"It's Unwieldy and It Takes a Lot of Time." Challenges and Opportunities for Creating Agents in Commercial Games
Mikhail Jacob, Sam Devlin, Katja Hofmann

TL;DR
This paper explores the challenges faced by industry professionals in creating game agents, comparing industry practices with research, and identifying opportunities for integrating machine learning to improve agent development workflows.
Contribution
It provides an empirical analysis of industry workflows for game agent creation and highlights research opportunities to address identified challenges.
Findings
Industry workflows are mature but face design and implementation challenges.
Research can inform improvements in agent creation processes.

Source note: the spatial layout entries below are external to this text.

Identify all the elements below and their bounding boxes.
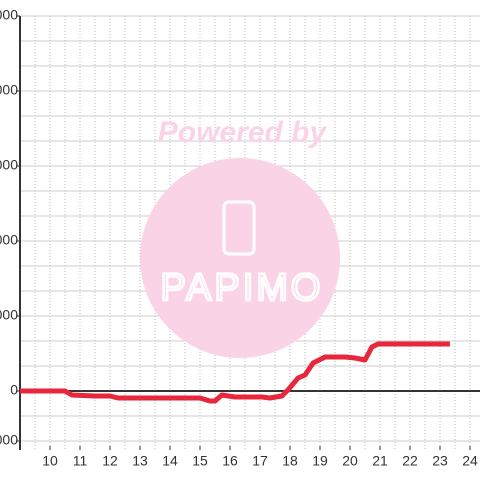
x-tick-label: 14 <box>162 453 178 469</box>
x-tick-label: 22 <box>402 453 418 469</box>
x-tick-label: 13 <box>132 453 148 469</box>
x-tick-label: 24 <box>462 453 478 469</box>
x-tick-label: 19 <box>312 453 328 469</box>
y-tick-label: 30,000 <box>0 307 18 323</box>
phone-icon <box>222 200 256 256</box>
x-tick-label: 10 <box>42 453 58 469</box>
x-tick-label: 21 <box>372 453 388 469</box>
x-tick-label: 15 <box>192 453 208 469</box>
watermark-circle <box>140 158 340 358</box>
y-tick-label: 150,000 <box>0 7 18 23</box>
watermark-line2: PAPIMO <box>161 267 324 309</box>
x-tick-label: 18 <box>282 453 298 469</box>
y-tick-label: 60,000 <box>0 232 18 248</box>
x-tick-label: 11 <box>73 453 88 469</box>
x-tick-label: 16 <box>222 453 238 469</box>
x-tick-label: 17 <box>252 453 268 469</box>
series-line <box>20 341 450 404</box>
watermark: Powered by PAPIMO <box>140 116 340 358</box>
y-tick-label: 0 <box>10 382 18 398</box>
x-tick-label: 20 <box>342 453 358 469</box>
x-tick-label: 12 <box>102 453 118 469</box>
y-tick-label: 90,000 <box>0 157 18 173</box>
y-tick-label: -20,000 <box>0 432 18 448</box>
x-tick-label: 23 <box>432 453 448 469</box>
watermark-line1: Powered by <box>158 116 328 149</box>
y-tick-label: 120,000 <box>0 82 18 98</box>
plot <box>20 341 450 404</box>
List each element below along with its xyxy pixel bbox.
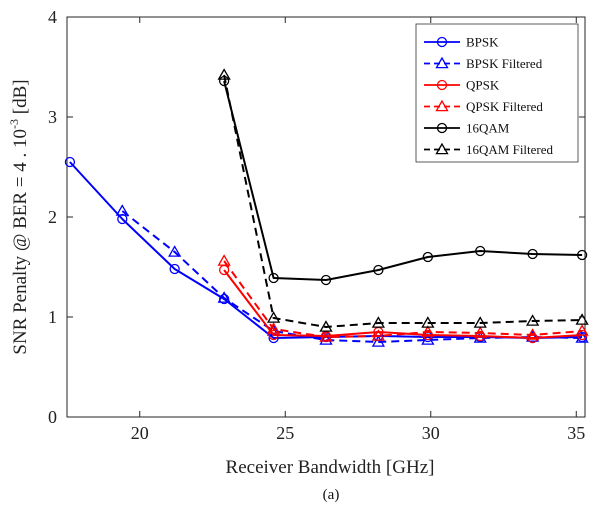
data-point-qpsk-filtered	[266, 322, 281, 334]
x-tick-label: 35	[567, 423, 585, 443]
data-point-bpsk	[218, 293, 230, 305]
data-point-16qam-filtered	[421, 316, 435, 328]
legend-marker-qpsk	[436, 79, 448, 91]
legend-label-16qam-filtered: 16QAM Filtered	[466, 142, 554, 157]
legend: BPSK BPSK Filtered QPSK QPSK Filtered 16QAM 1…	[415, 23, 579, 163]
y-tick-label: 0	[48, 407, 57, 427]
data-point-16qam	[320, 274, 332, 286]
legend-label-bpsk-filtered: BPSK Filtered	[466, 56, 543, 71]
y-tick-label: 4	[48, 7, 57, 27]
x-tick-label: 25	[276, 423, 294, 443]
y-axis-title: SNR Penalty @ BER = 4 . 10-3 [dB]	[7, 79, 31, 354]
data-point-16qam	[576, 249, 588, 261]
data-point-16qam	[475, 245, 486, 257]
legend-label-16qam: 16QAM	[466, 121, 510, 136]
x-tick-label: 20	[131, 423, 149, 443]
series-16qam	[218, 75, 588, 286]
data-point-qpsk-filtered	[319, 330, 333, 342]
data-point-bpsk-filtered	[168, 245, 182, 257]
legend-marker-16qam	[436, 122, 448, 134]
data-point-qpsk-filtered	[371, 329, 386, 341]
data-point-16qam-filtered	[371, 316, 386, 328]
data-point-16qam-filtered	[473, 316, 487, 328]
legend-label-bpsk: BPSK	[466, 35, 499, 50]
legend-marker-bpsk-filtered	[435, 56, 449, 69]
y-tick-label: 1	[48, 307, 57, 327]
y-tick-label: 2	[48, 207, 57, 227]
data-point-bpsk-filtered	[575, 331, 589, 343]
data-point-16qam-filtered	[319, 320, 333, 332]
y-axis-title-main: SNR Penalty @ BER = 4 . 10	[10, 129, 31, 355]
series-16qam-filtered	[217, 68, 589, 332]
x-tick-label: 30	[422, 423, 440, 443]
data-point-16qam	[527, 248, 538, 260]
data-point-16qam-filtered	[266, 311, 281, 323]
data-point-qpsk-filtered	[217, 254, 231, 266]
data-point-16qam-filtered	[525, 314, 540, 326]
y-axis-title-superscript: -3	[7, 119, 21, 129]
series-qpsk-filtered	[217, 254, 589, 342]
data-point-qpsk-filtered	[473, 326, 487, 338]
data-point-16qam	[373, 264, 384, 276]
y-tick-label: 3	[48, 107, 57, 127]
figure-caption: (a)	[323, 487, 340, 503]
data-point-qpsk-filtered	[421, 325, 435, 337]
data-point-16qam	[268, 272, 279, 284]
legend-marker-qpsk-filtered	[435, 99, 449, 112]
series-line-qpsk-filtered	[223, 260, 583, 338]
series-line-16qam-filtered	[223, 74, 583, 328]
legend-label-qpsk-filtered: QPSK Filtered	[466, 99, 543, 114]
data-point-bpsk	[169, 263, 180, 275]
y-axis-title-unit: [dB]	[10, 79, 31, 119]
legend-label-qpsk: QPSK	[466, 78, 500, 93]
series-line-16qam	[223, 80, 583, 281]
series-layer	[64, 68, 589, 347]
data-point-bpsk-filtered	[115, 204, 129, 216]
data-point-bpsk-filtered	[525, 330, 540, 342]
data-point-bpsk	[64, 156, 76, 168]
data-point-16qam-filtered	[575, 313, 589, 325]
data-point-qpsk-filtered	[525, 328, 540, 340]
data-point-bpsk-filtered	[371, 335, 386, 347]
data-point-qpsk-filtered	[575, 324, 589, 336]
x-axis-title: Receiver Bandwidth [GHz]	[226, 457, 435, 478]
legend-marker-bpsk	[436, 36, 448, 48]
data-point-bpsk-filtered	[217, 291, 231, 303]
axis-ticks: 20 25 30 35 0 1 2 3 4	[48, 7, 585, 443]
data-point-qpsk	[268, 329, 279, 341]
data-point-16qam	[422, 251, 434, 263]
data-point-16qam-filtered	[217, 68, 231, 80]
legend-marker-16qam-filtered	[435, 142, 449, 155]
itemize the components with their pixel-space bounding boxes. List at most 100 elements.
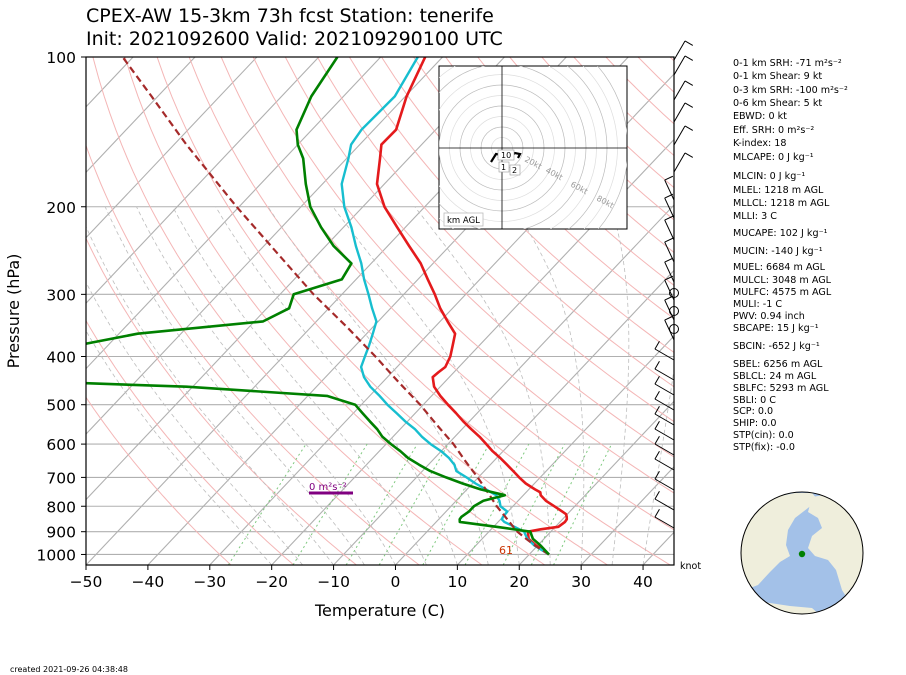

Future directions include integrating ML techniques into industry pipelines.
Abstract
Game agents such as opponents, non-player characters, and teammates are central to player experiences in many modern games. As the landscape of AI techniques used in the games industry evolves to adopt machine learning (ML) more widely, it is vital that the research community learn from the best practices cultivated within the industry over decades creating agents. However, although commercial game agent creation pipelines are more mature than those based on ML, opportunities for improvement still abound. As a foundation for shared progress identifying research opportunities between researchers and practitioners, we interviewed seventeen game agent creators from AAA studios, indie studios, and industrial research labs about the challenges they experienced with their professional workflows. Our study revealed several open challenges ranging from design to implementation and evaluation.…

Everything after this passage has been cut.